Calmé, Lawali se laisse faire. Il m’aide quand je le bascule de telle sorte que je le chevauche désormais. Je réajuste ma position bien calée sur mon pivot. Il est dur, long, épais, gorgé de sang et congestionné à m’en dilater le vagin. Son désir est indéniable, flatteur aussi ; je n’y suis pas insensible. Il a empaumé mes fesses et procède pour imprimer du mouvement. Immobile, pesant de tout mon poids, je le laisse s’escrimer, puis je note quand ses efforts s’amollissent. Je sais qu’il a pris conscience et goûte les effets du massage que je lui prodigue à l’aide de mes muscles pelviens et périnéaux.


Je choisis mon moment, et fais appel aux dieux. J’invoque la compagnie des walkyries avec lesquelles je pars au grand galop.

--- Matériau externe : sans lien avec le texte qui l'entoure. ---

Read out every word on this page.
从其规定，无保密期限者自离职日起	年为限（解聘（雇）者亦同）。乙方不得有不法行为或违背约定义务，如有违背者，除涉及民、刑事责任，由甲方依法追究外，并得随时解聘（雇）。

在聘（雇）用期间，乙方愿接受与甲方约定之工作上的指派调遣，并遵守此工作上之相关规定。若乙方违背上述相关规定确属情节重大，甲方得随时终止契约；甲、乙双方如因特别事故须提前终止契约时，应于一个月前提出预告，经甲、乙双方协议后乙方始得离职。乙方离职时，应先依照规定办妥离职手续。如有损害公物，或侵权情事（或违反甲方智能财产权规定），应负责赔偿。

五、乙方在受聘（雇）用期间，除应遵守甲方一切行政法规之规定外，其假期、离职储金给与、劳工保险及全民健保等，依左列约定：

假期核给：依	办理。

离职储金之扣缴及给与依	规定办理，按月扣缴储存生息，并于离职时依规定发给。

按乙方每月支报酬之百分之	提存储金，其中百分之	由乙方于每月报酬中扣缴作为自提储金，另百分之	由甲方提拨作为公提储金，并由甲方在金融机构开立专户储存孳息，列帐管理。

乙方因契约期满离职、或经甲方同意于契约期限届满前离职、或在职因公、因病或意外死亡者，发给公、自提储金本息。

Ma course se fait de plus en plus folle, je monte et descends sur un rythme effréné dans le même temps que j’improvise une danse du ventre à couper le souffle, par la cadence, par le déhanché, quitte à faire souffrir le mandrin sur lequel je suis enchâssée.


Lawali a renoncé aux fesses pour empaumer mes seins qu’il triture et malaxe sans ménagement aucun, si d’aventure il les a à portée. Je n’en ai pas vraiment conscience ; la douleur – s’il y a – ajoute à ma transe. Je suis la sorcière vaudou en charge de vider les couilles du pauvre malheureux entre mes cuisses. Rien d’autre ne compte : qu’il éjacule, mais il y faut néanmoins que ce soit avec plaisir, sinon ce serait peine perdue. Je sais que son plaisir n’en sera que plus grand s’il voit qu’il m’en a aussi donné. Aussi je ne retiens plus ma fougue dès lors que je sens dans mon ventre le foutre chaud qu’il y a craché. Et bientôt un orgasme, bel et bon, et bien réel, nourrit la manifestation visible de ma félicité.


Si je n’avais pas des obligations familiales, je me verrais bien en nouvelle Mata Hari du XXIème siècle.